En 2016 le Conseil départemental va créer six routes du vin en Gironde. Un vrai tournant dans le tourisme girondin ? Historien et auteur de plusieurs ouvrages sur le sujet (dont « Connaître les vignobles de Bordeaux » aux Editions Sud Ouest) Antoine Lebègue fait le point sur cette question, en la replaçant dans l’histoire du tourisme viti-vinicole bordelais, qui a débuté bien avant la naissance du terme d’œnotourisme.
Si le « Féret » est aujourd’hui un ouvrage de référence sur les vins de Bordeaux, les propriétés et les maisons de négoce, à l’origine, en 1850, l’ouvrage de Charles Cocks était un guide du visiteur à Bordeaux et dans son vignoble. C’est dire que le tourisme viti-vinicole n’est pas une nouveauté, au moins dans la région bordelaise. Affirmer le contraire aurait bien fait rire Jefferson, qui visita les grands crus en 1787, comme les croisiéristes qui faisaient escale au Verdon dans les années 1930 pour visiter les châteaux du Médoc, Saint-Emilion et Cognac.

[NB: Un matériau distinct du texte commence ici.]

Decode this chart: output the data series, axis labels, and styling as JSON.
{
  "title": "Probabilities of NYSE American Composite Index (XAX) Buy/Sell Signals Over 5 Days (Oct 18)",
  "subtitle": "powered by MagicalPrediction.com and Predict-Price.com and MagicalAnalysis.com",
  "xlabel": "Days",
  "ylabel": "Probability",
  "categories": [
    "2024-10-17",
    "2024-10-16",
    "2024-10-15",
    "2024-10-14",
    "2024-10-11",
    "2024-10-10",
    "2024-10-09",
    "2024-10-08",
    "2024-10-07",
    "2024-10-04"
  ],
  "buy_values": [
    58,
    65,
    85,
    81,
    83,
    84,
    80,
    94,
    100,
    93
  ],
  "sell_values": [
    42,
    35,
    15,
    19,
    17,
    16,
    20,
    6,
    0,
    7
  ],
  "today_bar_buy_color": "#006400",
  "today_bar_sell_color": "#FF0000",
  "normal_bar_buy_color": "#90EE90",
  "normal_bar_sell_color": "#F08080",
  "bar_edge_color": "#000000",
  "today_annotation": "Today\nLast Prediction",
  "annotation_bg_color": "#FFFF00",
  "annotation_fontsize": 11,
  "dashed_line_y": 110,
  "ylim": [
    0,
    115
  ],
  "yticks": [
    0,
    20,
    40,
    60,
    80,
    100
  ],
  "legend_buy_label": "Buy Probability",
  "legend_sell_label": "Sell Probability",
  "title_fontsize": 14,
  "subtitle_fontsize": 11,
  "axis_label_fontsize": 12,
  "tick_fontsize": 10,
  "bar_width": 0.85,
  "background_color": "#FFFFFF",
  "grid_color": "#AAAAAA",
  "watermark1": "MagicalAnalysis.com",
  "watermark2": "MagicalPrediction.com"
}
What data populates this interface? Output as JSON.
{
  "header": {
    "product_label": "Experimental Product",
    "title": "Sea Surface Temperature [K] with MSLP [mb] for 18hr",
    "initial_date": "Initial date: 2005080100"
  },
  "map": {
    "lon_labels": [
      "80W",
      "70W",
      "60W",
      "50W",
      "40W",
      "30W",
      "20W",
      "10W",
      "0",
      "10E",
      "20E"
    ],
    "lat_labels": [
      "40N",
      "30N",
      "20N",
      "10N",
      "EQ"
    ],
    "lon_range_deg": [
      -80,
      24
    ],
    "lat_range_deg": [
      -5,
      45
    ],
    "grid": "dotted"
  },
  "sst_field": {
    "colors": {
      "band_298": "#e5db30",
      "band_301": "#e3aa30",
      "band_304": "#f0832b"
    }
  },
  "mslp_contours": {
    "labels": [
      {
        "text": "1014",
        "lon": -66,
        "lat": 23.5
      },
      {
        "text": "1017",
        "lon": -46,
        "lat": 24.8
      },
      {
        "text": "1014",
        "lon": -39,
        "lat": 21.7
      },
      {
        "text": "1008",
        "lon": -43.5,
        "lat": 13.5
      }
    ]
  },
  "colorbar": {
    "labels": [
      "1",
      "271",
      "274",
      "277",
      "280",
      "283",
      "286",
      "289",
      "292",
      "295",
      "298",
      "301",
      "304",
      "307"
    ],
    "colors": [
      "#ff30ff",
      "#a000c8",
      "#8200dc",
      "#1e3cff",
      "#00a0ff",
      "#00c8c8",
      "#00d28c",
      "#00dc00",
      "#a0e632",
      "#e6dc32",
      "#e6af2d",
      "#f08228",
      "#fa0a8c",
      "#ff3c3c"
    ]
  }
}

Les amateurs de vin n’ont pas attendu l’invention du terme d’œnotourisme pour « faire la tournée des grands ducs » comme on disait à l’époque. Mais les responsables politiques comme les professionnels ont-ils su répondre à leur attente ? Certes, il faut bien le reconnaître, l’Aquitaine a eu du retard dans ce domaine par rapport à d’autres régions françaises, comme l’Alsace, ou étrangères, comme la Rhénanie ou la Californie.

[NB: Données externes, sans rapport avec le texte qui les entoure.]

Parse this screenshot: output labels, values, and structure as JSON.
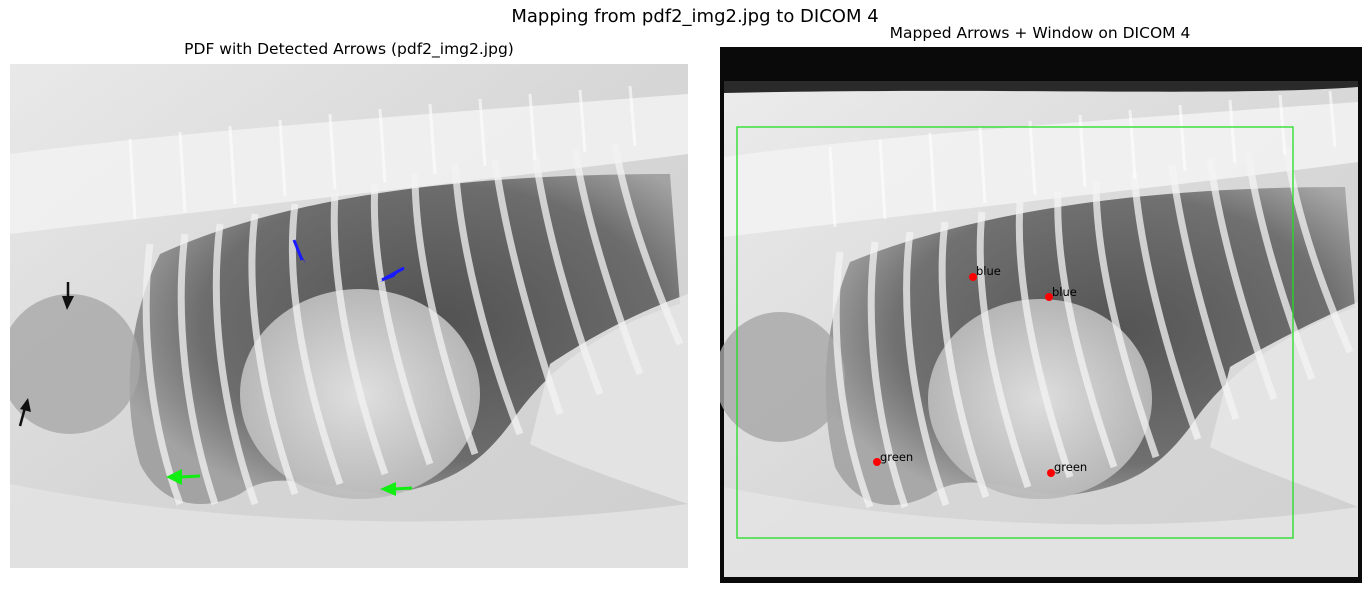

Toutefois de nombreuses initiatives ont vu le jour. Notamment en Médoc où dans les années 50 et 60, sous l’impulsion du docteur Dartigues (conseiller général), le « Médoc touristique » incitait les vacanciers venus sur les plages à aller visiter le Médoc intérieur, notamment par des circuits balisés. A la même époque "les Bouteiller" ont non seulement organisé le château Lanessan pour recevoir des visiteurs mais leur ont aussi offert une animation supplémentaire en aménageant un musée du Cheval dans les anciennes écuries du domaine. Dans les années 1970 sous l’impulsion de son directeur, Jean-Louis Viaut, le GIE des vins du Médoc proposa aux touristes un excellent livret recensant les propriétés accueillant du public. Et de nombreux autres exemples pourraient être cités dans les autres régions du vignoble.

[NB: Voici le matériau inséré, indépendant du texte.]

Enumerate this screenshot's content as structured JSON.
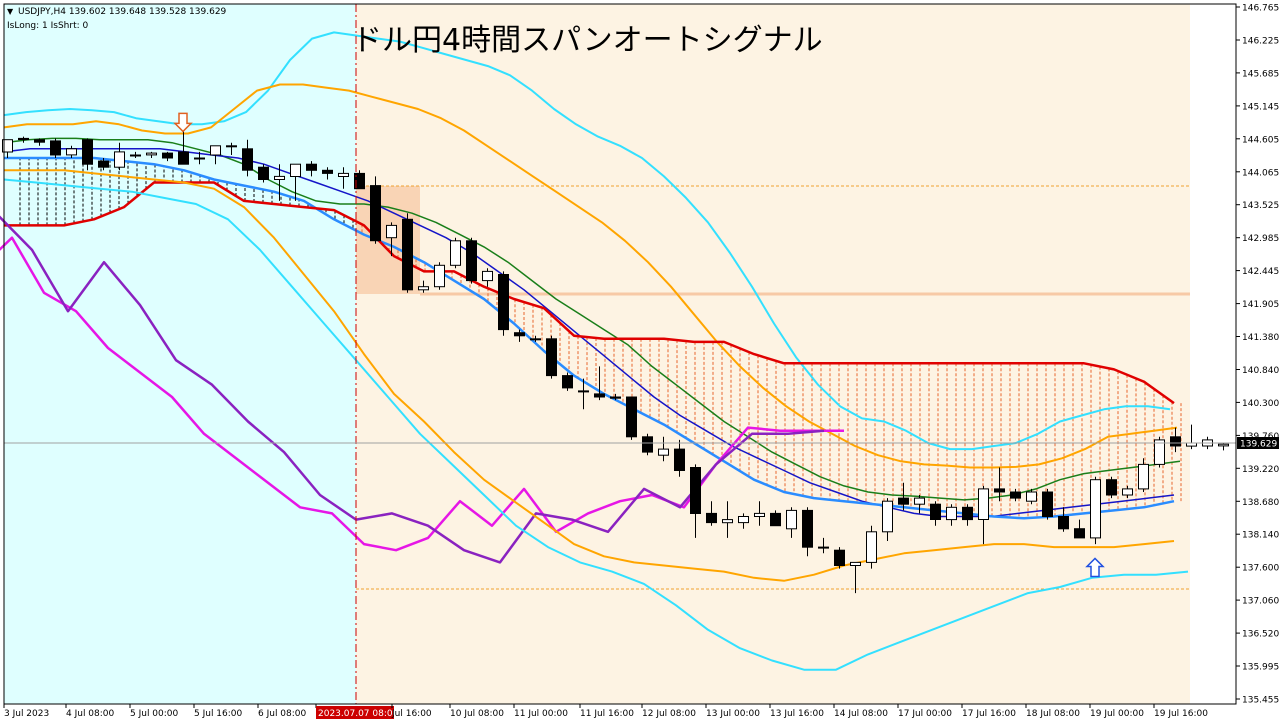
{
  "header": {
    "symbol_line": "USDJPY,H4  139.602 139.648 139.528 139.629",
    "status_line": "IsLong: 1 IsShrt: 0",
    "title": "ドル円4時間スパンオートシグナル"
  },
  "price_axis": {
    "ticks": [
      "146.765",
      "146.225",
      "145.685",
      "145.145",
      "144.605",
      "144.065",
      "143.525",
      "142.985",
      "142.445",
      "141.905",
      "141.380",
      "140.840",
      "140.300",
      "139.760",
      "139.220",
      "138.680",
      "138.140",
      "137.600",
      "137.060",
      "136.520",
      "135.995",
      "135.455"
    ],
    "current_price": "139.629"
  },
  "time_axis": {
    "ticks": [
      "3 Jul 2023",
      "4 Jul 08:00",
      "5 Jul 00:00",
      "5 Jul 16:00",
      "6 Jul 08:00",
      "2023.07.07 08:00",
      "Jul 16:00",
      "10 Jul 08:00",
      "11 Jul 00:00",
      "11 Jul 16:00",
      "12 Jul 08:00",
      "13 Jul 00:00",
      "13 Jul 16:00",
      "14 Jul 08:00",
      "17 Jul 00:00",
      "17 Jul 16:00",
      "18 Jul 08:00",
      "19 Jul 00:00",
      "19 Jul 16:00"
    ]
  },
  "colors": {
    "bull": "#ffffff",
    "bear": "#000000",
    "kijun": "#e00000",
    "bb_outer": "#33e0ff",
    "bb_mid": "#ffa500",
    "ma_green": "#1a7f1a",
    "ma_blue": "#1515c8",
    "ma_lightblue": "#2a8cff",
    "magenta": "#e616e6",
    "purple": "#8a22c0",
    "cursor": "#cc0000",
    "bg_left": "#dfffff",
    "bg_right": "#fdf3e3"
  },
  "chart_data": {
    "type": "candlestick",
    "title": "ドル円4時間スパンオートシグナル",
    "symbol": "USDJPY",
    "timeframe": "H4",
    "ohlc_last": {
      "open": 139.602,
      "high": 139.648,
      "low": 139.528,
      "close": 139.629
    },
    "ylim": [
      135.455,
      146.765
    ],
    "candles": [
      {
        "o": 144.4,
        "h": 144.6,
        "l": 144.3,
        "c": 144.6
      },
      {
        "o": 144.62,
        "h": 144.65,
        "l": 144.55,
        "c": 144.6
      },
      {
        "o": 144.6,
        "h": 144.62,
        "l": 144.5,
        "c": 144.56
      },
      {
        "o": 144.58,
        "h": 144.62,
        "l": 144.3,
        "c": 144.35
      },
      {
        "o": 144.35,
        "h": 144.5,
        "l": 144.3,
        "c": 144.45
      },
      {
        "o": 144.6,
        "h": 144.62,
        "l": 144.1,
        "c": 144.2
      },
      {
        "o": 144.25,
        "h": 144.3,
        "l": 144.1,
        "c": 144.15
      },
      {
        "o": 144.15,
        "h": 144.55,
        "l": 144.1,
        "c": 144.4
      },
      {
        "o": 144.35,
        "h": 144.4,
        "l": 144.3,
        "c": 144.35
      },
      {
        "o": 144.35,
        "h": 144.4,
        "l": 144.3,
        "c": 144.38
      },
      {
        "o": 144.38,
        "h": 144.4,
        "l": 144.25,
        "c": 144.3
      },
      {
        "o": 144.4,
        "h": 144.78,
        "l": 144.2,
        "c": 144.2
      },
      {
        "o": 144.3,
        "h": 144.4,
        "l": 144.2,
        "c": 144.3
      },
      {
        "o": 144.35,
        "h": 144.5,
        "l": 144.2,
        "c": 144.5
      },
      {
        "o": 144.5,
        "h": 144.55,
        "l": 144.35,
        "c": 144.5
      },
      {
        "o": 144.45,
        "h": 144.6,
        "l": 144.0,
        "c": 144.1
      },
      {
        "o": 144.15,
        "h": 144.2,
        "l": 143.9,
        "c": 143.95
      },
      {
        "o": 143.95,
        "h": 144.2,
        "l": 143.6,
        "c": 144.0
      },
      {
        "o": 144.0,
        "h": 144.2,
        "l": 143.6,
        "c": 144.2
      },
      {
        "o": 144.2,
        "h": 144.25,
        "l": 144.0,
        "c": 144.1
      },
      {
        "o": 144.1,
        "h": 144.15,
        "l": 143.95,
        "c": 144.05
      },
      {
        "o": 144.0,
        "h": 144.15,
        "l": 143.8,
        "c": 144.05
      },
      {
        "o": 144.05,
        "h": 144.1,
        "l": 143.8,
        "c": 143.8
      },
      {
        "o": 143.85,
        "h": 144.0,
        "l": 142.9,
        "c": 142.95
      },
      {
        "o": 143.0,
        "h": 143.25,
        "l": 142.7,
        "c": 143.2
      },
      {
        "o": 143.3,
        "h": 143.4,
        "l": 142.1,
        "c": 142.15
      },
      {
        "o": 142.15,
        "h": 142.3,
        "l": 142.1,
        "c": 142.2
      },
      {
        "o": 142.2,
        "h": 142.6,
        "l": 142.15,
        "c": 142.55
      },
      {
        "o": 142.55,
        "h": 143.0,
        "l": 142.5,
        "c": 142.95
      },
      {
        "o": 142.95,
        "h": 143.0,
        "l": 142.25,
        "c": 142.3
      },
      {
        "o": 142.3,
        "h": 142.5,
        "l": 142.2,
        "c": 142.45
      },
      {
        "o": 142.4,
        "h": 142.45,
        "l": 141.4,
        "c": 141.5
      },
      {
        "o": 141.45,
        "h": 141.5,
        "l": 141.3,
        "c": 141.4
      },
      {
        "o": 141.35,
        "h": 141.4,
        "l": 141.3,
        "c": 141.35
      },
      {
        "o": 141.35,
        "h": 141.4,
        "l": 140.7,
        "c": 140.75
      },
      {
        "o": 140.75,
        "h": 140.8,
        "l": 140.5,
        "c": 140.55
      },
      {
        "o": 140.5,
        "h": 140.7,
        "l": 140.2,
        "c": 140.5
      },
      {
        "o": 140.45,
        "h": 140.9,
        "l": 140.35,
        "c": 140.4
      },
      {
        "o": 140.4,
        "h": 140.45,
        "l": 140.35,
        "c": 140.38
      },
      {
        "o": 140.4,
        "h": 140.4,
        "l": 139.7,
        "c": 139.75
      },
      {
        "o": 139.75,
        "h": 139.8,
        "l": 139.45,
        "c": 139.5
      },
      {
        "o": 139.45,
        "h": 139.75,
        "l": 139.35,
        "c": 139.55
      },
      {
        "o": 139.55,
        "h": 139.7,
        "l": 139.1,
        "c": 139.2
      },
      {
        "o": 139.25,
        "h": 139.3,
        "l": 138.1,
        "c": 138.5
      },
      {
        "o": 138.5,
        "h": 138.7,
        "l": 138.3,
        "c": 138.35
      },
      {
        "o": 138.35,
        "h": 138.7,
        "l": 138.1,
        "c": 138.4
      },
      {
        "o": 138.35,
        "h": 138.5,
        "l": 138.25,
        "c": 138.45
      },
      {
        "o": 138.45,
        "h": 138.7,
        "l": 138.3,
        "c": 138.5
      },
      {
        "o": 138.5,
        "h": 138.55,
        "l": 138.3,
        "c": 138.3
      },
      {
        "o": 138.25,
        "h": 138.6,
        "l": 138.1,
        "c": 138.55
      },
      {
        "o": 138.55,
        "h": 138.6,
        "l": 137.8,
        "c": 137.95
      },
      {
        "o": 137.95,
        "h": 138.1,
        "l": 137.85,
        "c": 137.95
      },
      {
        "o": 137.9,
        "h": 137.95,
        "l": 137.6,
        "c": 137.65
      },
      {
        "o": 137.65,
        "h": 137.7,
        "l": 137.2,
        "c": 137.7
      },
      {
        "o": 137.7,
        "h": 138.3,
        "l": 137.6,
        "c": 138.2
      },
      {
        "o": 138.2,
        "h": 138.75,
        "l": 138.05,
        "c": 138.7
      },
      {
        "o": 138.75,
        "h": 139.0,
        "l": 138.55,
        "c": 138.65
      },
      {
        "o": 138.65,
        "h": 138.8,
        "l": 138.5,
        "c": 138.75
      },
      {
        "o": 138.65,
        "h": 138.7,
        "l": 138.3,
        "c": 138.4
      },
      {
        "o": 138.4,
        "h": 138.65,
        "l": 138.3,
        "c": 138.6
      },
      {
        "o": 138.6,
        "h": 138.65,
        "l": 138.3,
        "c": 138.4
      },
      {
        "o": 138.4,
        "h": 138.95,
        "l": 138.0,
        "c": 138.9
      },
      {
        "o": 138.9,
        "h": 139.25,
        "l": 138.7,
        "c": 138.85
      },
      {
        "o": 138.85,
        "h": 138.9,
        "l": 138.7,
        "c": 138.75
      },
      {
        "o": 138.7,
        "h": 138.9,
        "l": 138.65,
        "c": 138.85
      },
      {
        "o": 138.85,
        "h": 138.9,
        "l": 138.4,
        "c": 138.45
      },
      {
        "o": 138.45,
        "h": 138.6,
        "l": 138.2,
        "c": 138.25
      },
      {
        "o": 138.25,
        "h": 138.4,
        "l": 138.1,
        "c": 138.1
      },
      {
        "o": 138.1,
        "h": 139.1,
        "l": 138.0,
        "c": 139.05
      },
      {
        "o": 139.05,
        "h": 139.1,
        "l": 138.75,
        "c": 138.8
      },
      {
        "o": 138.8,
        "h": 138.95,
        "l": 138.75,
        "c": 138.9
      },
      {
        "o": 138.9,
        "h": 139.4,
        "l": 138.85,
        "c": 139.3
      },
      {
        "o": 139.3,
        "h": 139.75,
        "l": 139.25,
        "c": 139.7
      },
      {
        "o": 139.75,
        "h": 139.9,
        "l": 139.5,
        "c": 139.6
      },
      {
        "o": 139.6,
        "h": 139.95,
        "l": 139.55,
        "c": 139.65
      },
      {
        "o": 139.6,
        "h": 139.75,
        "l": 139.55,
        "c": 139.7
      },
      {
        "o": 139.602,
        "h": 139.648,
        "l": 139.528,
        "c": 139.629
      }
    ],
    "series": [
      {
        "key": "bb_upper_outer",
        "values": [
          145.0,
          145.05,
          145.08,
          145.1,
          145.08,
          145.05,
          144.95,
          144.9,
          144.85,
          144.85,
          144.9,
          145.05,
          145.4,
          145.9,
          146.25,
          146.35,
          146.3,
          146.25,
          146.2,
          146.1,
          146.0,
          145.9,
          145.8,
          145.65,
          145.4,
          145.1,
          144.85,
          144.65,
          144.5,
          144.3,
          144.0,
          143.65,
          143.25,
          142.75,
          142.2,
          141.6,
          141.05,
          140.6,
          140.25,
          140.05,
          140.0,
          139.85,
          139.65,
          139.55,
          139.55,
          139.6,
          139.65,
          139.8,
          140.0,
          140.1,
          140.2,
          140.25,
          140.25,
          140.2
        ]
      },
      {
        "key": "bb_upper",
        "values": [
          144.8,
          144.85,
          144.85,
          144.85,
          144.9,
          144.85,
          144.75,
          144.7,
          144.7,
          144.8,
          145.1,
          145.4,
          145.5,
          145.5,
          145.45,
          145.4,
          145.3,
          145.2,
          145.1,
          144.95,
          144.75,
          144.5,
          144.25,
          144.0,
          143.75,
          143.5,
          143.25,
          142.95,
          142.6,
          142.2,
          141.75,
          141.3,
          140.9,
          140.55,
          140.25,
          140.0,
          139.8,
          139.6,
          139.45,
          139.35,
          139.3,
          139.28,
          139.25,
          139.25,
          139.26,
          139.3,
          139.4,
          139.55,
          139.75,
          139.8,
          139.85,
          139.9
        ]
      },
      {
        "key": "ma_green",
        "values": [
          144.55,
          144.6,
          144.62,
          144.62,
          144.6,
          144.6,
          144.6,
          144.55,
          144.45,
          144.35,
          144.2,
          143.95,
          143.75,
          143.6,
          143.55,
          143.55,
          143.5,
          143.4,
          143.25,
          143.05,
          142.85,
          142.6,
          142.3,
          142.0,
          141.75,
          141.5,
          141.25,
          140.9,
          140.6,
          140.3,
          140.0,
          139.75,
          139.5,
          139.3,
          139.1,
          138.95,
          138.85,
          138.8,
          138.78,
          138.75,
          138.72,
          138.75,
          138.8,
          138.9,
          139.05,
          139.15,
          139.2,
          139.25,
          139.3,
          139.35
        ]
      },
      {
        "key": "ma_blue",
        "values": [
          144.4,
          144.45,
          144.45,
          144.45,
          144.45,
          144.45,
          144.45,
          144.4,
          144.35,
          144.3,
          144.2,
          144.05,
          143.9,
          143.75,
          143.6,
          143.4,
          143.2,
          143.0,
          142.75,
          142.45,
          142.15,
          141.8,
          141.45,
          141.1,
          140.75,
          140.4,
          140.1,
          139.85,
          139.6,
          139.4,
          139.2,
          139.0,
          138.85,
          138.7,
          138.6,
          138.5,
          138.45,
          138.45,
          138.45,
          138.5,
          138.55,
          138.6,
          138.65,
          138.7,
          138.75,
          138.8
        ]
      },
      {
        "key": "ma_lightblue",
        "values": [
          144.3,
          144.3,
          144.3,
          144.3,
          144.25,
          144.2,
          144.1,
          143.95,
          143.85,
          143.75,
          143.6,
          143.3,
          143.05,
          142.85,
          142.6,
          142.3,
          142.0,
          141.6,
          141.15,
          140.75,
          140.45,
          140.2,
          139.95,
          139.65,
          139.35,
          139.05,
          138.85,
          138.75,
          138.7,
          138.65,
          138.6,
          138.55,
          138.5,
          138.45,
          138.42,
          138.45,
          138.5,
          138.55,
          138.6,
          138.7
        ]
      },
      {
        "key": "kijun",
        "values": [
          143.2,
          143.2,
          143.2,
          143.3,
          143.5,
          143.9,
          143.9,
          143.9,
          143.6,
          143.55,
          143.5,
          143.45,
          143.2,
          142.7,
          142.45,
          142.45,
          142.2,
          142.0,
          141.85,
          141.4,
          141.35,
          141.35,
          141.35,
          141.3,
          141.3,
          141.1,
          140.95,
          140.95,
          140.95,
          140.95,
          140.95,
          140.95,
          140.95,
          140.95,
          140.95,
          140.95,
          140.95,
          140.85,
          140.65,
          140.3
        ]
      },
      {
        "key": "magenta",
        "values": [
          142.5,
          143.0,
          142.1,
          141.8,
          141.2,
          140.8,
          140.4,
          139.8,
          139.4,
          139.0,
          138.6,
          138.5,
          138.0,
          137.9,
          138.1,
          138.7,
          138.3,
          138.9,
          138.2,
          138.5,
          138.7,
          138.8,
          138.6,
          139.3,
          139.9,
          139.85,
          139.85,
          139.85
        ]
      },
      {
        "key": "purple",
        "values": [
          143.8,
          143.4,
          142.8,
          141.8,
          142.6,
          141.9,
          141.0,
          140.6,
          140.0,
          139.5,
          138.8,
          138.4,
          138.5,
          138.3,
          137.9,
          137.7,
          138.5,
          138.4,
          138.2,
          138.9,
          138.6,
          139.3,
          139.8,
          139.8,
          139.85
        ]
      },
      {
        "key": "bb_lower",
        "values": [
          144.1,
          144.1,
          144.1,
          144.05,
          144.0,
          143.95,
          143.9,
          143.8,
          143.5,
          143.0,
          142.4,
          141.8,
          141.1,
          140.45,
          140.0,
          139.5,
          139.05,
          138.7,
          138.35,
          138.0,
          137.8,
          137.7,
          137.65,
          137.6,
          137.55,
          137.45,
          137.4,
          137.5,
          137.65,
          137.75,
          137.85,
          137.9,
          137.95,
          138.0,
          138.0,
          137.95,
          137.95,
          137.95,
          138.0,
          138.05
        ]
      },
      {
        "key": "bb_lower_outer",
        "values": [
          143.95,
          143.9,
          143.85,
          143.8,
          143.75,
          143.65,
          143.55,
          143.3,
          142.8,
          142.2,
          141.6,
          141.0,
          140.4,
          139.8,
          139.3,
          138.8,
          138.3,
          137.95,
          137.7,
          137.55,
          137.35,
          137.0,
          136.6,
          136.3,
          136.1,
          135.95,
          135.95,
          136.2,
          136.4,
          136.6,
          136.8,
          137.0,
          137.2,
          137.3,
          137.45,
          137.5,
          137.5,
          137.55
        ]
      }
    ],
    "signals": [
      {
        "type": "sell",
        "candle_index": 11,
        "price": 144.8
      },
      {
        "type": "buy",
        "candle_index": 68,
        "price": 137.7
      }
    ]
  }
}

Alors quand, le 14 décembre dernier, Gironde Tourisme a annoncé la naissance de six routes du vin certains journalistes ou professionnels ont pu se demander si l’ex Comité départemental du Tourisme n’avait pas inventé le fil à couper le beurre ou l’eau tiède ? D’autant plus que l’une de ces routes (Graves et Sauternais) existait depuis avril 2013. La naissance de ses cinq petites sœurs (Médoc ; Entre-deux-Mers ; Bordeaux porte du vignoble ; Libournais ; Blaye et Bourg) ne constitue pas en soi une révolution. Même si l’opération est complétée par la mise en place d’une plateforme d’information sur le web, Bordeaux wine trip, gérée par l’Office de tourisme de Bordeaux métropole qui sera lancée en juin, en même temps que la Cité du Vin.
Alors beaucoup de bruit pour rien ? Peut-être pas. Toutes ces actions vont dans le bon sens et, surtout, l’approche de Pascale Got, la présidente de Gironde Tourisme, ne manque pas d’intérêt. En effet, son objectif est d’établir une réelle coordination de toutes les actions et de tous les intervenants pour aboutir à une approche globale qui se traduira par une harmonisation dans tous les domaines de l’œnotourisme, de la signalétique à la promotion. Pour y arriver elle compte sur une démarche de partenariat, qui s’est déjà mise en place avec Comité régional du Tourisme, le CIVB, l’Office de tourisme de Bordeaux, la Maison d’Aquitaine à Paris. Mais le nombre des acteurs, tant touristiques que viti-vinicoles, intervenant dans le secteur (634 pour les six routes) rend la tâche plus que difficile. L’entreprise est un vrai tournant dans un secteur où le chacun chez soi et pour soi a longtemps été la règle ; c’est aussi un véritable défi qui ne pourra être gagné qu’avec une adhésion sincère et complète de tous les intervenants.